Комитетчик поморщился то ли от вопроса, то ли от сигаретного дыма:
— Проверяли. Не подходит он нам.
— Почему? Родственники за границей? — спросил полковник ГРУ.
— Хуже! — отрезал гэбист, не желая продолжать разговор на эту тему.
— Нет, правда, Сергей Иванович, ты расскажи поподробнее. Мы, конечно, можем из ГРУ послать в Комитет официальный запрос. Только к чему эта волокита? — не отставал от кагэбэшника полковник Данилов.

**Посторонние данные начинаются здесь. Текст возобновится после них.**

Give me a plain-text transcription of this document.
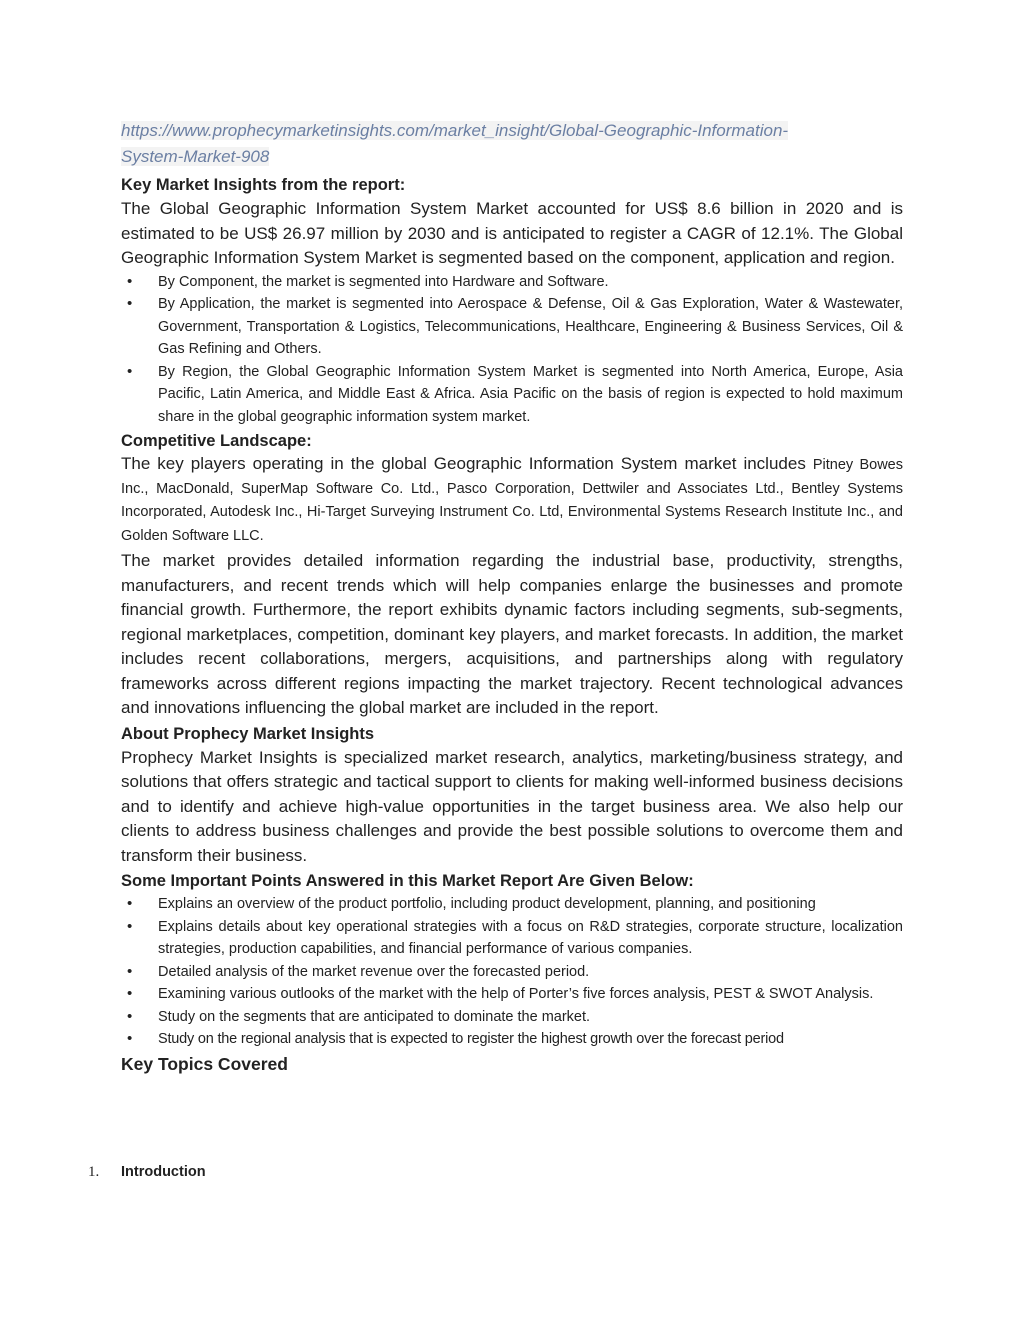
https://www.prophecymarketinsights.com/market_insight/Global-Geographic-Information-
System-Market-908

Key Market Insights from the report:

The Global Geographic Information System Market accounted for US$ 8.6 billion in 2020 and is estimated to be US$ 26.97 million by 2030 and is anticipated to register a CAGR of 12.1%. The Global Geographic Information System Market is segmented based on the component, application and region.

• By Component, the market is segmented into Hardware and Software.
• By Application, the market is segmented into Aerospace & Defense, Oil & Gas Exploration, Water & Wastewater, Government, Transportation & Logistics, Telecommunications, Healthcare, Engineering & Business Services, Oil & Gas Refining and Others.
• By Region, the Global Geographic Information System Market is segmented into North America, Europe, Asia Pacific, Latin America, and Middle East & Africa. Asia Pacific on the basis of region is expected to hold maximum share in the global geographic information system market.

Competitive Landscape:

The key players operating in the global Geographic Information System market includes Pitney Bowes Inc., MacDonald, SuperMap Software Co. Ltd., Pasco Corporation, Dettwiler and Associates Ltd., Bentley Systems Incorporated, Autodesk Inc., Hi-Target Surveying Instrument Co. Ltd, Environmental Systems Research Institute Inc., and Golden Software LLC.

The market provides detailed information regarding the industrial base, productivity, strengths, manufacturers, and recent trends which will help companies enlarge the businesses and promote financial growth. Furthermore, the report exhibits dynamic factors including segments, sub-segments, regional marketplaces, competition, dominant key players, and market forecasts. In addition, the market includes recent collaborations, mergers, acquisitions, and partnerships along with regulatory frameworks across different regions impacting the market trajectory. Recent technological advances and innovations influencing the global market are included in the report.

About Prophecy Market Insights

Prophecy Market Insights is specialized market research, analytics, marketing/business strategy, and solutions that offers strategic and tactical support to clients for making well-informed business decisions and to identify and achieve high-value opportunities in the target business area. We also help our clients to address business challenges and provide the best possible solutions to overcome them and transform their business.

Some Important Points Answered in this Market Report Are Given Below:

• Explains an overview of the product portfolio, including product development, planning, and positioning
• Explains details about key operational strategies with a focus on R&D strategies, corporate structure, localization strategies, production capabilities, and financial performance of various companies.
• Detailed analysis of the market revenue over the forecasted period.
• Examining various outlooks of the market with the help of Porter’s five forces analysis, PEST & SWOT Analysis.
• Study on the segments that are anticipated to dominate the market.
• Study on the regional analysis that is expected to register the highest growth over the forecast period

Key Topics Covered

1. Introduction
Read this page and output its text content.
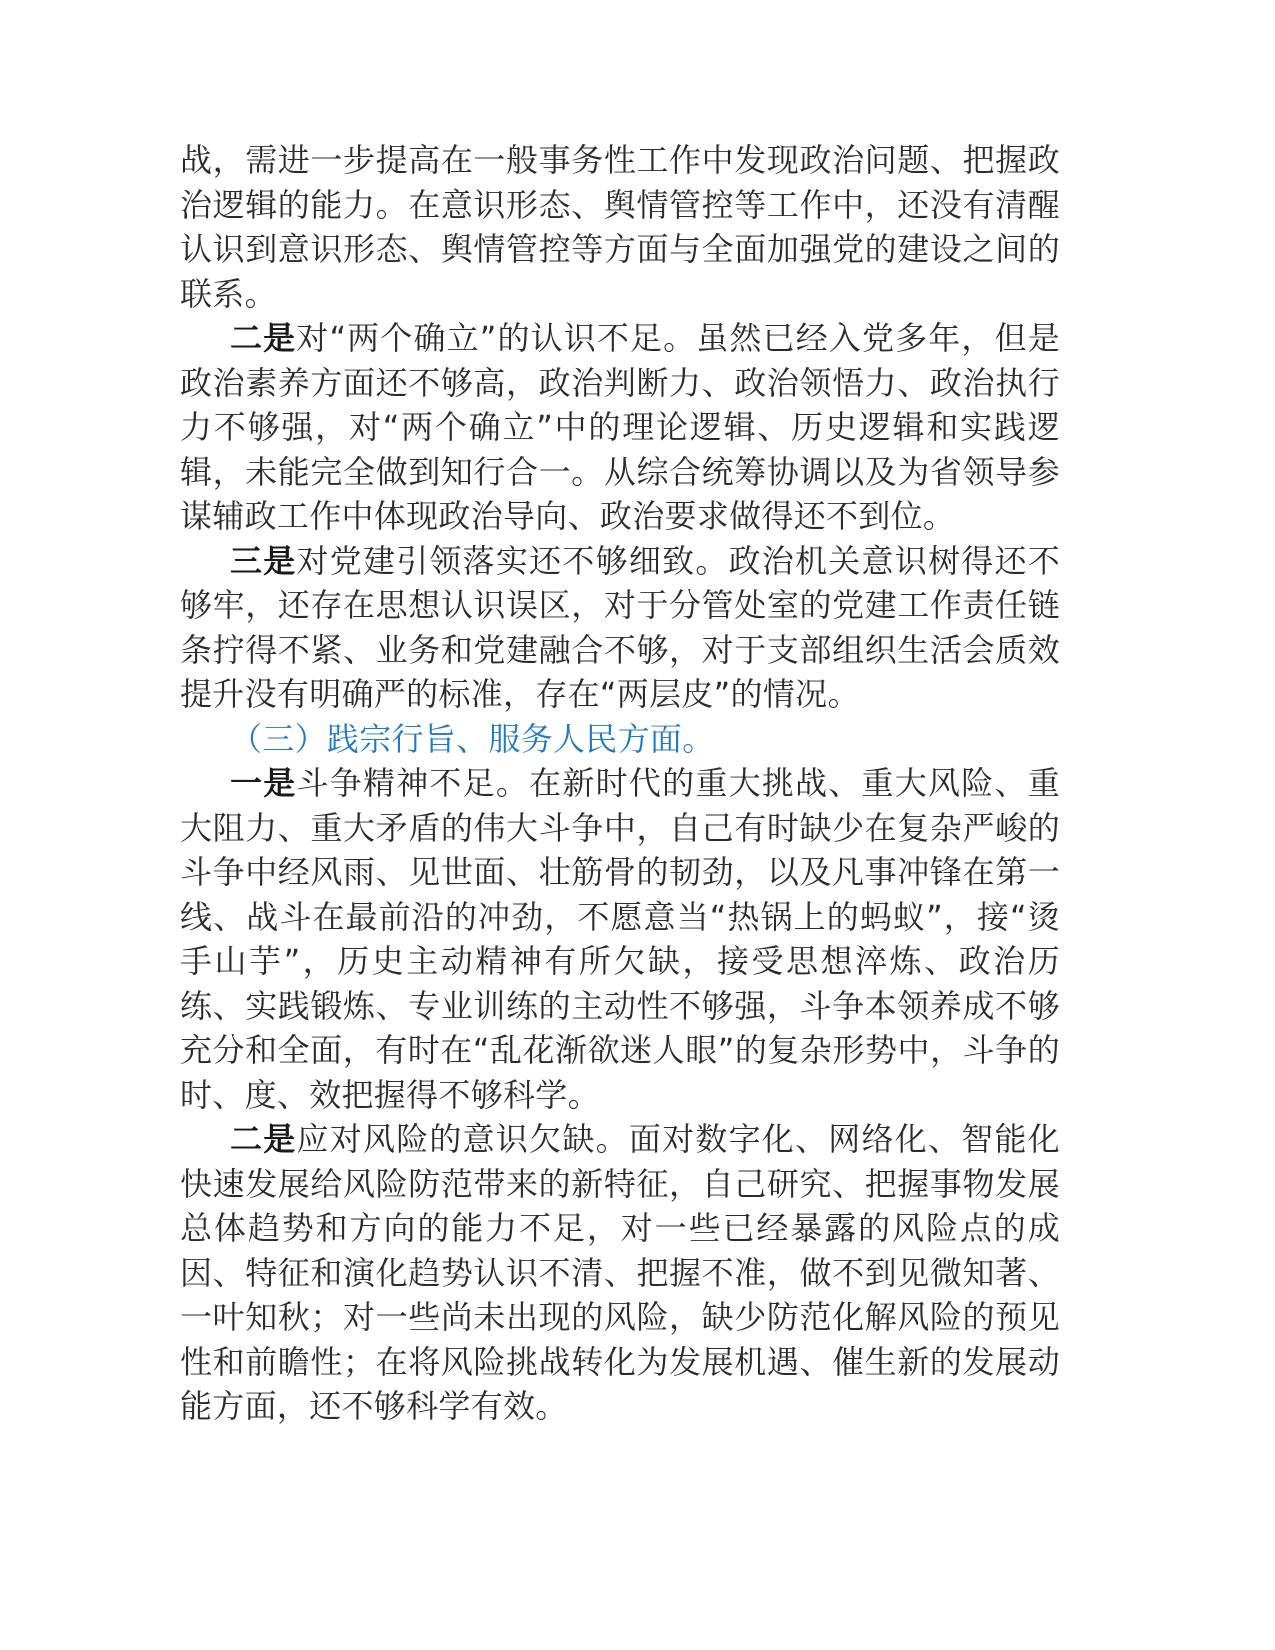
战，需进一步提高在一般事务性工作中发现政治问题、把握政治逻辑的能力。在意识形态、舆情管控等工作中，还没有清醒认识到意识形态、舆情管控等方面与全面加强党的建设之间的联系。

二是对“两个确立”的认识不足。虽然已经入党多年，但是政治素养方面还不够高，政治判断力、政治领悟力、政治执行力不够强，对“两个确立”中的理论逻辑、历史逻辑和实践逻辑，未能完全做到知行合一。从综合统筹协调以及为省领导参谋辅政工作中体现政治导向、政治要求做得还不到位。

三是对党建引领落实还不够细致。政治机关意识树得还不够牢，还存在思想认识误区，对于分管处室的党建工作责任链条拧得不紧、业务和党建融合不够，对于支部组织生活会质效提升没有明确严的标准，存在“两层皮”的情况。

（三）践宗行旨、服务人民方面。

一是斗争精神不足。在新时代的重大挑战、重大风险、重大阻力、重大矛盾的伟大斗争中，自己有时缺少在复杂严峻的斗争中经风雨、见世面、壮筋骨的韧劲，以及凡事冲锋在第一线、战斗在最前沿的冲劲，不愿意当“热锅上的蚂蚁”，接“烫手山芋”，历史主动精神有所欠缺，接受思想淬炼、政治历练、实践锻炼、专业训练的主动性不够强，斗争本领养成不够充分和全面，有时在“乱花渐欲迷人眼”的复杂形势中，斗争的时、度、效把握得不够科学。

二是应对风险的意识欠缺。面对数字化、网络化、智能化快速发展给风险防范带来的新特征，自己研究、把握事物发展总体趋势和方向的能力不足，对一些已经暴露的风险点的成因、特征和演化趋势认识不清、把握不准，做不到见微知著、一叶知秋；对一些尚未出现的风险，缺少防范化解风险的预见性和前瞻性；在将风险挑战转化为发展机遇、催生新的发展动能方面，还不够科学有效。
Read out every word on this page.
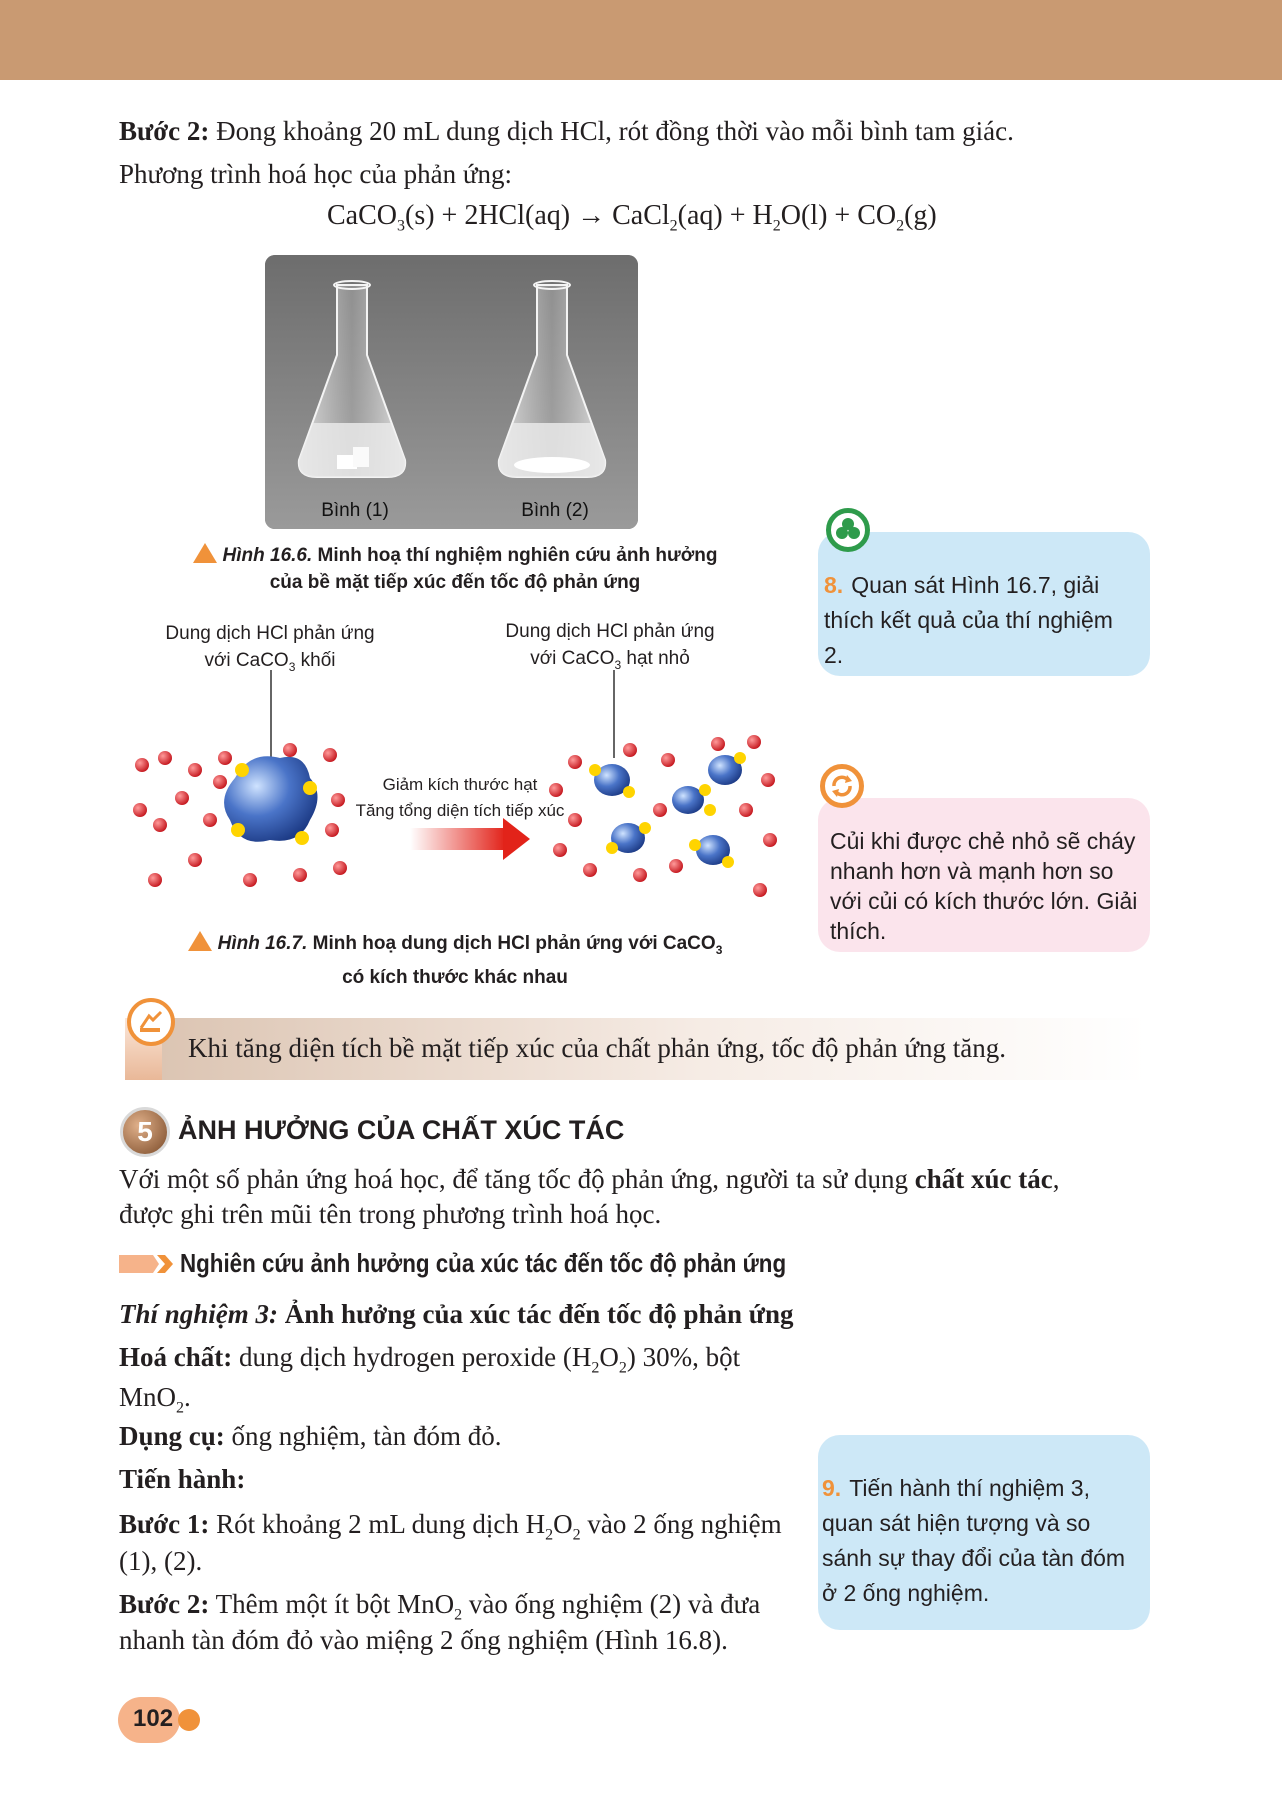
Bước 2: Đong khoảng 20 mL dung dịch HCl, rót đồng thời vào mỗi bình tam giác.
Phương trình hoá học của phản ứng:
CaCO$_3$(s) + 2HCl(aq) → CaCl$_2$(aq) + $H_2O(l) + CO_2(g)$
Bình (1)	Bình (2)
Hình 16.6. Minh hoạ thí nghiệm nghiên cứu ảnh hưởng
của bề mặt tiếp xúc đến tốc độ phản ứng	8. Quan sát Hình 16.7, giải thích kết quả của thí nghiệm 2.
Dung dịch HCl phản ứng
với CaCO$_3$ khối
Dung dịch HCl phản ứng
với CaCO$_3$ hạt nhỏ
Giảm kích thước hạt
Tăng tổng diện tích tiếp xúc
Hình 16.7. Minh hoạ dung dịch HCl phản ứng với CaCO$_3$
có kích thước khác nhau
Củi khi được chẻ nhỏ sẽ cháy nhanh hơn và mạnh hơn so với củi có kích thước lớn. Giải thích.
Khi tăng diện tích bề mặt tiếp xúc của chất phản ứng, tốc độ phản ứng tăng.
5 ẢNH HƯỞNG CỦA CHẤT XÚC TÁC
Với một số phản ứng hoá học, để tăng tốc độ phản ứng, người ta sử dụng chất xúc tác,
được ghi trên mũi tên trong phương trình hoá học.
Nghiên cứu ảnh hưởng của xúc tác đến tốc độ phản ứng
Thí nghiệm 3: Ảnh hưởng của xúc tác đến tốc độ phản ứng
Hoá chất: dung dịch hydrogen peroxide $(H_2O_2)$ 30%, bột
MnO$_2$.
Dụng cụ: ống nghiệm, tàn đóm đỏ.
Tiến hành:
Bước 1: Rót khoảng 2 mL dung dịch $H_2O_2$ vào 2 ống nghiệm
(1), (2).
Bước 2: Thêm một ít bột MnO$_2$ vào ống nghiệm (2) và đưa
nhanh tàn đóm đỏ vào miệng 2 ống nghiệm (Hình 16.8).
9. Tiến hành thí nghiệm 3, quan sát hiện tượng và so sánh sự thay đổi của tàn đóm ở 2 ống nghiệm.
102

— У него родной дядя в Отечественную воевал за немцев. У самого шефа СД Шелленберга был специальным агентом-ликвидатором. Работал по нашим тылам. После войны ушел к американцам, — отчеканил Сергей Иванович, глядя в упор на обоих полковников.
— Вот тебе и дядя, — удивился замначальника.
— И что же, он в ЦРУ теперь?
— Неизвестно. Американцы тоже умеют хранить секреты, — ответил комитетчик и, закрывая тему, добавил: — Ваш Орлов из дворян. У него родственники по всему миру.
— Сплошной темный лес.
— Это не те ли Орловы, что помогли Екатерине II сесть на престол? — спросил замначальника, большой любитель русской истории.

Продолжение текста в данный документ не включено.